Dosing De-Chlorinator At Water Change

Teacher Martyn

Fish Fanatic
Joined
Apr 11, 2012
Messages
132
Reaction score
0
Location
Hastings, East Sussex, England.
Can someone clear this up for me?

When adding new water for a weekly water change, do you dose for the whole tank or just the new water?

I've read one thing on here and been told a different thing by an LFS, albeit a good one.

Thanks.
 
Just treat the new water that you are adding. If you dose for the whole tank you will, no doubt, be overdosing the water and affecting your fish.

David
 
Just treat the new water that you are adding. If you dose for the whole tank you will, no doubt, be overdosing the water and affecting your fish.

David


Interesting you say that and, yes, that would seem to make sense, but I've read on here in passing many times recommendations that you dose for the whole tank.

I think, on one occasion, I read a very scientific explanation of why as well.
 
i used to dose bucket by bucket. but now i just dose the whole tank and fill it with a hose or something. its a lot easier

a lot of people on here say to dose the whole tank. surely if this many people are doing it, its not going to harm the fish?
 
I dose the whole tank and fill up with a hose pipe.

Not had any problems yet.
 
There are two ways of dechlorinating, and which method you use depends on how you do your water changes.

If you're using buckets, then you add enough dechlor for the amount of water in each bucket.

If you're using a hose and refilling straight to the tank, then you need to use enough dechlor for the whole tank, before you start refilling.

The reason for this is, in your tank, some of the dechlor gets bound up by organic compounds, like nitrates, so you need to use more than if you're dechlorinating straight tap water.

There's certainly no risk of 'overdosing' using the whole tank method. It's very hard to overdose on dechlors; you'd need to be tipping bottles of the stuff in before it affected your fish.
 
There are two ways of dechlorinating, and which method you use depends on how you do your water changes.

If you're using buckets, then you add enough dechlor for the amount of water in each bucket.

If you're using a hose and refilling straight to the tank, then you need to use enough dechlor for the whole tank, before you start refilling.

The reason for this is, in your tank, some of the dechlor gets bound up by organic compounds, like nitrates, so you need to use more than if you're dechlorinating straight tap water.
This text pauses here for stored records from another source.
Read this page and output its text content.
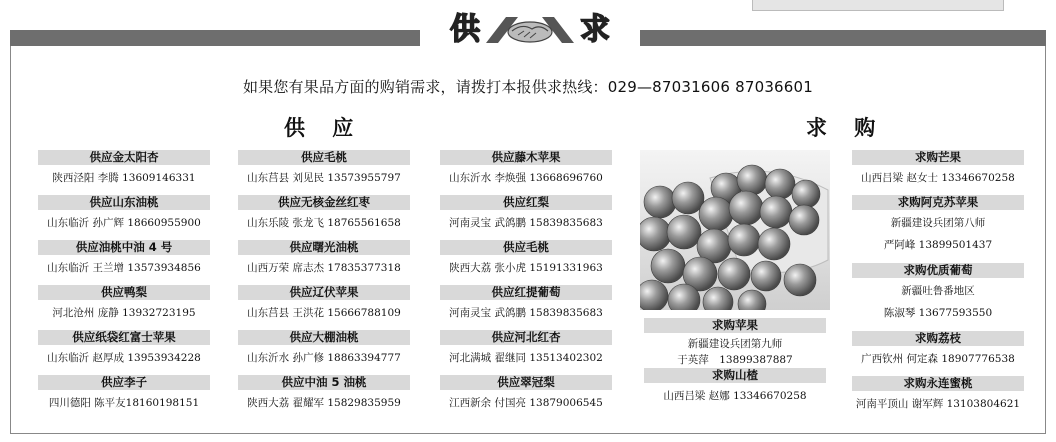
供	求
如果您有果品方面的购销需求，请拨打本报供求热线：029—87031606 87036601
供 应	求 购
供应金太阳杏
陕西泾阳 李腾 13609146331
供应山东油桃
山东临沂 孙广辉 18660955900
供应油桃中油 4 号
山东临沂 王兰增 13573934856
供应鸭梨
河北沧州 庞静 13932723195
供应纸袋红富士苹果
山东临沂 赵厚成 13953934228
供应李子
四川德阳 陈平友18160198151
供应毛桃
山东莒县 刘见民 13573955797
供应无核金丝红枣
山东乐陵 张龙飞 18765561658
供应曙光油桃
山西万荣 席志杰 17835377318
供应辽伏苹果
山东莒县 王洪花 15666788109
供应大棚油桃
山东沂水 孙广修 18863394777
供应中油 5 油桃
陕西大荔 翟耀军 15829835959
供应藤木苹果
山东沂水 李焕强 13668696760
供应红梨
河南灵宝 武鸽鹏 15839835683
供应毛桃
陕西大荔 张小虎 15191331963
供应红提葡萄
河南灵宝 武鸽鹏 15839835683
供应河北红杏
河北满城 翟继同 13513402302
供应翠冠梨
江西新余 付国亮 13879006545
求购苹果
新疆建设兵团第九师
于英萍　13899387887
求购山楂
山西吕梁 赵娜 13346670258
求购芒果
山西吕梁 赵女士 13346670258
求购阿克苏苹果
新疆建设兵团第八师
严阿峰 13899501437
求购优质葡萄
新疆吐鲁番地区
陈淑琴 13677593550
求购荔枝
广西钦州 何定森 18907776538
求购永连蜜桃
河南平顶山 谢军辉 13103804621
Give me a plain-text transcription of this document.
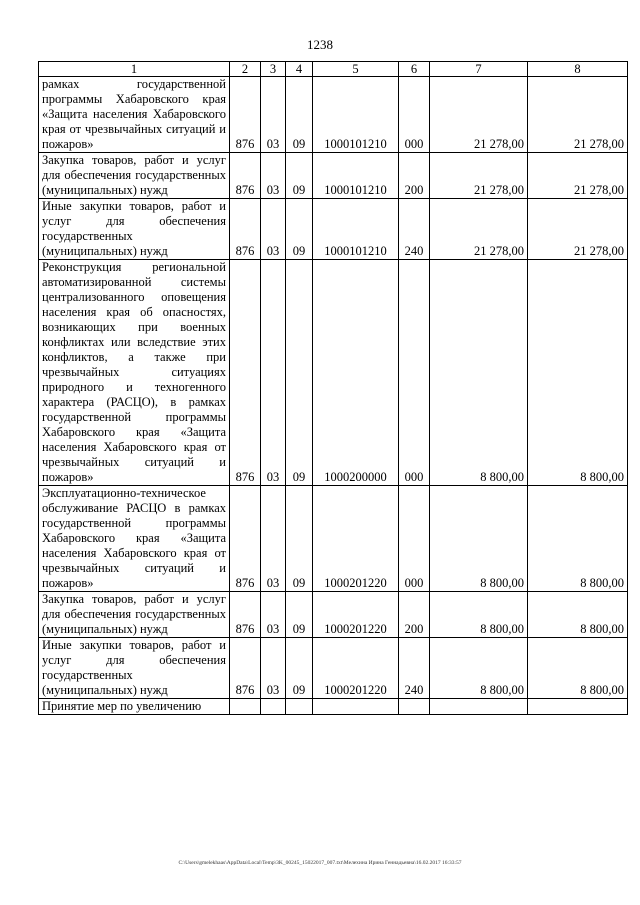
1238
1	2	3	4	5	6	7	8
рамках государственной программы Хабаровского края «Защита населения Хабаровского края от чрезвычайных ситуаций и пожаров»	876	03	09	1000101210	000	21 278,00	21 278,00
Закупка товаров, работ и услуг для обеспечения государственных (муниципальных) нужд	876	03	09	1000101210	200	21 278,00	21 278,00
Иные закупки товаров, работ и услуг для обеспечения государственных (муниципальных) нужд	876	03	09	1000101210	240	21 278,00	21 278,00
Реконструкция региональной автоматизированной системы централизованного оповещения населения края об опасностях, возникающих при военных конфликтах или вследствие этих конфликтов, а также при чрезвычайных ситуациях природного и техногенного характера (РАСЦО), в рамках государственной программы Хабаровского края «Защита населения Хабаровского края от чрезвычайных ситуаций и пожаров»	876	03	09	1000200000	000	8 800,00	8 800,00
Эксплуатационно-техническое обслуживание РАСЦО в рамках государственной программы Хабаровского края «Защита населения Хабаровского края от чрезвычайных ситуаций и пожаров»	876	03	09	1000201220	000	8 800,00	8 800,00
Закупка товаров, работ и услуг для обеспечения государственных (муниципальных) нужд	876	03	09	1000201220	200	8 800,00	8 800,00
Иные закупки товаров, работ и услуг для обеспечения государственных (муниципальных) нужд	876	03	09	1000201220	240	8 800,00	8 800,00
Принятие мер по увеличению							
C:\Users\gmelekhaas\AppData\Local\Temp\3K_00245_15022017_007.txt\Мелехина Ирина Геннадьевна\16.02.2017 16:33:57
There's certainly no risk of 'overdosing' using the whole tank method. It's very hard to overdose on dechlors; you'd need to be tipping bottles of the stuff in before it affected your fish.


Thanks. That is exactly the answer I was looking for. Makes it all clear now.
 
One problem about dosing for the whole tank (if using Aquasafe for example) is wasting it more than you would with buckets / bottles, as you need 5 ml of the solution for just 10L, whereas stuff such as seachem prime would do that in a few drops, or any pool dechlorinator for that matter.